La protection des paysages est loin d’être un enjeu théorique : pour Stéphanie Pellerin, c’est carrément une solution pour protéger la biodiversité dans son ensemble. « Le problème c’est que mondialement tout devient pareil ! », s’inquiète-t-elle.
En effet, il suffit d’observer les fleurs et les arbres exotiques qui garnissent nos maisons et nos jardins. Elle raconte d’ailleurs qu’aujourd’hui elle utilise un livre parisien pour inventorier la flore… de Montréal !
« Il y a une homogénéisation de la flore mondiale, car on crée des habitats, on construit des villes, on fait de l’agriculture et de la foresterie de plus en plus pareilles, partout ». La botaniste croit donc que protéger le caractère unique des paysages permettrait de protéger la biodiversité propre à chaque environnement, dans chaque pays.
Elle ajoute qu'il est possible, dès à présent, de faire des choix plus réfléchis en faveur de la protection de la biodiversité du Québec. Par exemple, plutôt que des espèces exotiques envahissantes comme la renouée du Japon, pourquoi ne pas planter des espèces québécoises dans son jardin, comme l’asclépiade adorée des papillons Monarque et le tilleul d’Amérique qui se déguste en tisane ?
La biodiversité vit actuellement une grave crise. Il faut dire qu’elle est attaquée de toute part : les pertes des habitats notamment en raison de l’étalement urbain, les marées d’espèces exotiques envahissantes jusque dans les jardins, la surexploitation des ressources naturelles comme les minéraux et les arbres, la pollution sous toutes ses formes et évidemment, les changements climatiques.

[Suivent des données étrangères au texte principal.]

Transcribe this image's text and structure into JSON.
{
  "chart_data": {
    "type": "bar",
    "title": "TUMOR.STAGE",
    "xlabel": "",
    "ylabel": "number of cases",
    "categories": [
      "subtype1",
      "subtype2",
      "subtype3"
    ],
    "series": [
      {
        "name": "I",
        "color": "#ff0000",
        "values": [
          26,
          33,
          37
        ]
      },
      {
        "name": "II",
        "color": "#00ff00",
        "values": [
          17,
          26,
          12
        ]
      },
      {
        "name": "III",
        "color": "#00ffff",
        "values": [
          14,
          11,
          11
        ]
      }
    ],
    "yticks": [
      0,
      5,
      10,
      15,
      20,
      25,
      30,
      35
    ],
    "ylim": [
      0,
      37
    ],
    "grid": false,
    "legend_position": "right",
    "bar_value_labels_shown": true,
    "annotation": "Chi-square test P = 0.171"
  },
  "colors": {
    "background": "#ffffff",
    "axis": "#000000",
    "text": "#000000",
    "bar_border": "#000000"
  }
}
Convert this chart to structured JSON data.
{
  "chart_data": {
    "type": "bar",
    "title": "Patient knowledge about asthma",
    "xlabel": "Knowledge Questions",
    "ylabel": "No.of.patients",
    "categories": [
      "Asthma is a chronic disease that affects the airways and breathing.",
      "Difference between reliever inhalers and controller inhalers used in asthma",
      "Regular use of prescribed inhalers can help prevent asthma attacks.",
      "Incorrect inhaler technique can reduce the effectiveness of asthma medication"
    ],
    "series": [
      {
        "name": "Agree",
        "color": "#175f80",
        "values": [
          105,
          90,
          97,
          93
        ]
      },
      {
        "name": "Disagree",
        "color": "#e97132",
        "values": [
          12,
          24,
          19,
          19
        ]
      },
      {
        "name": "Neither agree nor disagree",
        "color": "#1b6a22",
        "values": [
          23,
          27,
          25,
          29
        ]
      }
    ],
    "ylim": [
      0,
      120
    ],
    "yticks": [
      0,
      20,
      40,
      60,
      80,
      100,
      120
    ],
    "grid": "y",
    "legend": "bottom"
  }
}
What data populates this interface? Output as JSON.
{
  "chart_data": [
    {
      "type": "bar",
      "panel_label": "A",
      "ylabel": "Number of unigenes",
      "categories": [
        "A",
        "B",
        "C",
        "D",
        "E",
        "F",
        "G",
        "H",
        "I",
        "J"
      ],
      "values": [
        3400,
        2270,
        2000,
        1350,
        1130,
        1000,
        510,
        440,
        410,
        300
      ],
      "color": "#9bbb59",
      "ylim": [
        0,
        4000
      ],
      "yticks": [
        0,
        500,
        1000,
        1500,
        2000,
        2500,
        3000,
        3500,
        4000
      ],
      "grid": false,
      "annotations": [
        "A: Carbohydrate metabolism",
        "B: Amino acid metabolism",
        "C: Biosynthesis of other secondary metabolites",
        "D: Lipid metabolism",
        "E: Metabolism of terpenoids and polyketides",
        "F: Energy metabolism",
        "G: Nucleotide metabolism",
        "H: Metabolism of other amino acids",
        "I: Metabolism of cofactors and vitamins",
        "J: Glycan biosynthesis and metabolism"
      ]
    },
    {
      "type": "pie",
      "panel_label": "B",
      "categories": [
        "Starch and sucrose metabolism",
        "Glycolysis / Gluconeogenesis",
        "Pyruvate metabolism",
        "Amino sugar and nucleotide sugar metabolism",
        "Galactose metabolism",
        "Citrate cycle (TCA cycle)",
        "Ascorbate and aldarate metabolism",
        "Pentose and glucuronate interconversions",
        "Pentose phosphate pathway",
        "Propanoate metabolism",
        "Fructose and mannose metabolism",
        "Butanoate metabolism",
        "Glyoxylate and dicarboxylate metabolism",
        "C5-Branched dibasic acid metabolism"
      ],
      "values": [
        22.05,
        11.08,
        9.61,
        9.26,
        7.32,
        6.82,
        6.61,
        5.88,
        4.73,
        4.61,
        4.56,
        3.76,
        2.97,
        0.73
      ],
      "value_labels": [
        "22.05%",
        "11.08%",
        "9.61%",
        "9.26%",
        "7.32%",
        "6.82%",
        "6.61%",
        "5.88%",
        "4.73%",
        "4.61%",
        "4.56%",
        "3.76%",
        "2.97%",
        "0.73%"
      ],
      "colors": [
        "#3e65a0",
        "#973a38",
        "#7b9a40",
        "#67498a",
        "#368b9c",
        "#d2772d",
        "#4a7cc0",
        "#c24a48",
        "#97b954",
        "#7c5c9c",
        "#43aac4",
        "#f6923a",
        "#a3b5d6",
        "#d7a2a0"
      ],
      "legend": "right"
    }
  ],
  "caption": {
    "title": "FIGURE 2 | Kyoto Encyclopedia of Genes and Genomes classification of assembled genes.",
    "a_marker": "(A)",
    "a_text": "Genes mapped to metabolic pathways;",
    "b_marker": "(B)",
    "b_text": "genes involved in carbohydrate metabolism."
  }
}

Or, « la biodiversité est à la base de tout. Si on a trop peu de diversité, on est fragile », enseigne Stéphanie Pellerin. Elle cite un exemple bien connu des Québécois et Québécoises : l’agrile du frêne.
« On a planté le frêne ad nauseam dans les rues de certaines villes ». Or, s’il y avait eu 20 espèces d’arbres dans une rue, dont seulement un frêne, il y aurait encore eu 19 espèces capables de prendre le relais. « C’est la même chose pour l’alimentation », avertit-elle, puisqu’on dépend d’autres espèces pour se nourrir. C’est donc important de garder une diversité d'espèces de blé et de riz, par exemple, pour protéger notre sécurité alimentaire si une maladie ou un insecte attaque l’une d’elle.
Pour Stéphanie Pellerin, il faut apprendre à voir la beauté ailleurs que dans l’uniformité. Par exemple, laisser les milieux humides et des arbres morts, même en ville, offre des habitats pour de nombreuses espèces qui en ont bien besoin : voilà un beau geste pour la biodiversité.